As the gold rush continued, the very lucrative San Francisco to Panama City route soon needed more and larger paddle steamers; ten more were eventually put into service. California was soon dwarfed by much larger ships built to carry more passengers and freight. She operated regularly between San Francisco and Panama from 1849 to 1854, then was put to use as a spare steamer in 1856. In 1875, she was converted into a sailing ship and her engine removed. Rigged as a bark, she was engaged in hauling coal and lumber until she wrecked near Pacasmayo Province, Peru in 1895.

==Ship log==
Log of the SS California Captain Cleveland Forbes **
| Location | Date | Time |
| Left New York | *October 6, 1848 | at 6.50 P.M. |
| Near Bermuda | October 9, 1848 | |
| Crossed Equator heading south | October 24, 1848 | |
| Passed Fernando de Noronha | October 25, 1848 | |
| Arrived at Rio de Janeiro‡‡ | November 2, 1848 | at 4 P.M. |
| Left Rio de Janeiro | *November 25, 1848 | at 5 P.M. |
| Navigating Straits of Magellan | December 7–12, 1848 | |
| Arrived at Valparaíso (Chile) | December 16, 1848 | at 9 A.M. |
| Left Valparaíso | December 22, 1848 | at 5 P.M. |
| Anchored at Callao Roads | December 27, 1848 | at 10 A.M. |
| Left Callao (near Lima Peru) | January 10, 1849 | at 6.30 P.M. |
| Arrived at Paita (Peru) | *January 12, 1849 | at 9 A.M. |
| Left Paita | January 14, 1849 | at 12 noon |
| Crossed Equator heading North | January 15, 1849 | |
| Arrived Panama | *January 17, 1849 | at 12 noon |
| Left Panama City | February 1, 1849 | |
| Arrived Acapulco (Mexico) | February 9, 1849 | |
| Left Acapulco | February 11, 1849 | |
| Arrived San Blas, Nayarit (Mexico) | February 13, 1849 | |
| Left San Blas | February 14, 1849 | |
| Arrived at Mazatlan (Mexico) | February 15, 1849 | |
| Left Mazatlan (Mexico) | February 15, 1849 | |
| Arrived at San Diego (Cal.) | February 20, 1849 | |
| Arrived at Monterey (Cal.) | February 23, 1849 | at 11 A.M. |
| Left Monterey | February 27, 1849 | at 7 P.M. |
| Arrived at San Francisco | February 28, 1849 | at 10 A.M. |

The log of the SS California was originally published in the New Orleans Daily Picayune (February 23, 1849, Evening Edition). All dates are given in sea time. Navigators begin their day at noon, because that's when their latitude is normally determined by observation of the sun, while the longitude is also normally determined during the daytime by referencing a chronometer and an astronomical almanac. c. The navigator's count of days is one day in advance of that of the astronomer's (and civilian's) calendar.

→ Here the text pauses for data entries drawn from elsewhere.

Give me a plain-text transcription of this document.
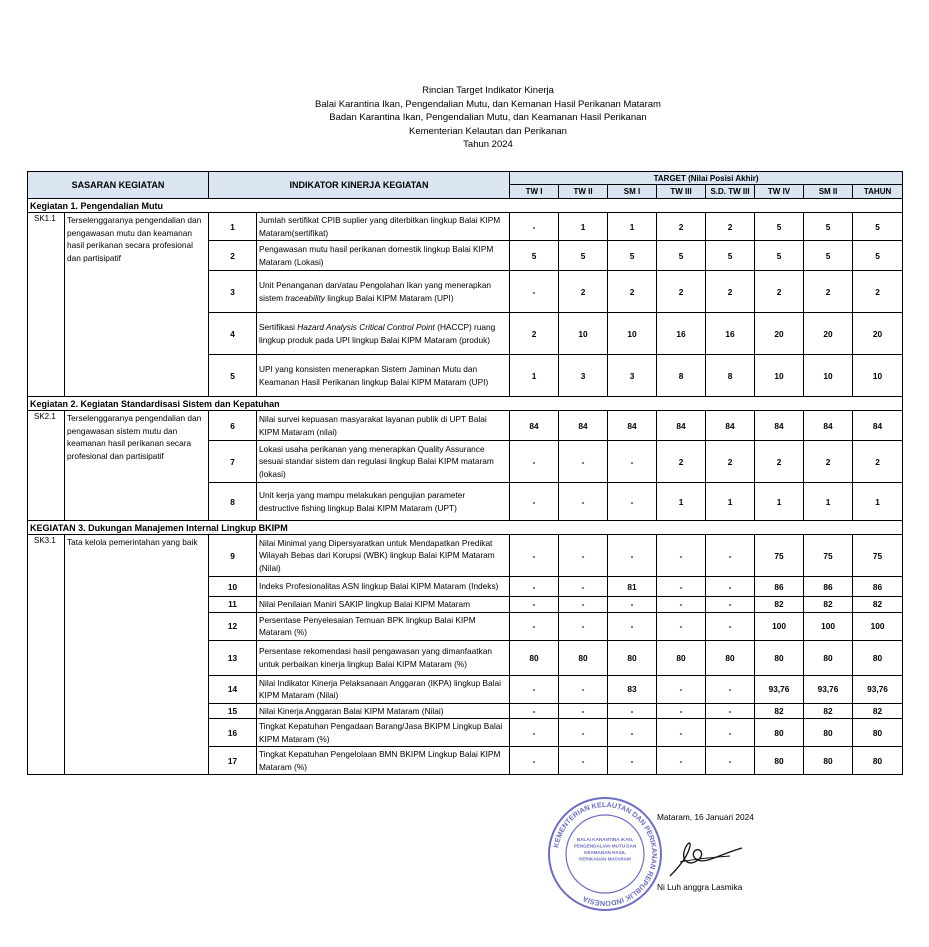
Rincian Target Indikator Kinerja
Balai Karantina Ikan, Pengendalian Mutu, dan Kemanan Hasil Perikanan Mataram
Badan Karantina Ikan, Pengendalian Mutu, dan Keamanan Hasil Perikanan
Kementerian Kelautan dan Perikanan
Tahun 2024
SASARAN KEGIATAN		INDIKATOR KINERJA KEGIATAN		TARGET (Nilai Posisi Akhir)							
				TW I	TW II	SM I	TW III	S.D. TW III	TW IV	SM II	TAHUN
Kegiatan 1. Pengendalian Mutu											
SK1.1	Terselenggaranya pengendalian dan pengawasan mutu dan keamanan hasil perikanan secara profesional dan partisipatif	1	Jumlah sertifikat CPIB suplier yang diterbitkan lingkup Balai KIPM Mataram(sertifikat)	-	1	1	2	2	5	5	5
		2	Pengawasan mutu hasil perikanan domestik lingkup Balai KIPM Mataram (Lokasi)	5	5	5	5	5	5	5	5
		3	Unit Penanganan dan/atau Pengolahan Ikan yang menerapkan sistem traceability lingkup Balai KIPM Mataram (UPI)	-	2	2	2	2	2	2	2
		4	Sertifikasi Hazard Analysis Critical Control Point (HACCP) ruang lingkup produk pada UPI lingkup Balai KIPM Mataram (produk)	2	10	10	16	16	20	20	20
		5	UPI yang konsisten menerapkan Sistem Jaminan Mutu dan Keamanan Hasil Perikanan lingkup Balai KIPM Mataram (UPI)	1	3	3	8	8	10	10	10
Kegiatan 2. Kegiatan Standardisasi Sistem dan Kepatuhan											
SK2.1	Terselenggaranya pengendalian dan pengawasan sistem mutu dan keamanan hasil perikanan secara profesional dan partisipatif	6	Nilai survei kepuasan masyarakat layanan publik di UPT Balai KIPM Mataram (nilai)	84	84	84	84	84	84	84	84
		7	Lokasi usaha perikanan yang menerapkan Quality Assurance sesuai standar sistem dan regulasi lingkup Balai KIPM mataram (lokasi)	-	-	-	2	2	2	2	2
		8	Unit kerja yang mampu melakukan pengujian parameter destructive fishing lingkup Balai KIPM Mataram (UPT)	-	-	-	1	1	1	1	1
KEGIATAN 3. Dukungan Manajemen Internal Lingkup BKIPM											
SK3.1	Tata kelola pemerintahan yang baik	9	Nilai Minimal yang Dipersyaratkan untuk Mendapatkan Predikat Wilayah Bebas dari Korupsi (WBK) lingkup Balai KIPM Mataram (Nilai)	-	-	-	-	-	75	75	75
		10	Indeks Profesionalitas ASN lingkup Balai KIPM Mataram (Indeks)	-	-	81	-	-	86	86	86
		11	Nilai Penilaian Maniri SAKIP lingkup Balai KIPM Mataram	-	-	-	-	-	82	82	82
		12	Persentase Penyelesaian Temuan BPK lingkup Balai KIPM Mataram (%)	-	-	-	-	-	100	100	100
		13	Persentase rekomendasi hasil pengawasan yang dimanfaatkan untuk perbaikan kinerja lingkup Balai KIPM Mataram (%)	80	80	80	80	80	80	80	80
		14	Nilai Indikator Kinerja Pelaksanaan Anggaran (IKPA) lingkup Balai KIPM Mataram (Nilai)	-	-	83	-	-	93,76	93,76	93,76
		15	Nilai Kinerja Anggaran Balai KIPM Mataram (Nilai)	-	-	-	-	-	82	82	82
		16	Tingkat Kepatuhan Pengadaan Barang/Jasa BKIPM Lingkup Balai KIPM Mataram (%)	-	-	-	-	-	80	80	80
		17	Tingkat Kepatuhan Pengelolaan BMN BKIPM Lingkup Balai KIPM Mataram (%)	-	-	-	-	-	80	80	80
KEMENTERIAN KELAUTAN DAN PERIKANAN REPUBLIK INDONESIA
BALAI KARANTINA IKAN,
PENGENDALIAN MUTU DAN
KEAMANAN HASIL
PERIKANAN MATARAM
Mataram, 16 Januari 2024
Ni Luh anggra Lasmika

‡‡ The trip from New York City to Rio de Janeiro took 24 days and broke existing records. The engine's necessary repairs and a sick captain contributed to the long stay at Rio.

==Sunk==

The SS California wrecked and sank in the Pacific Ocean near Pacasmayo Province, Peru in 1895. There were no deaths. At the time, she had been reconstructed as a bark and engaged in hauling coal and lumber. On her last run, she had left Port Hadlock in Washington state with a cargo of lumber valued at $3,000.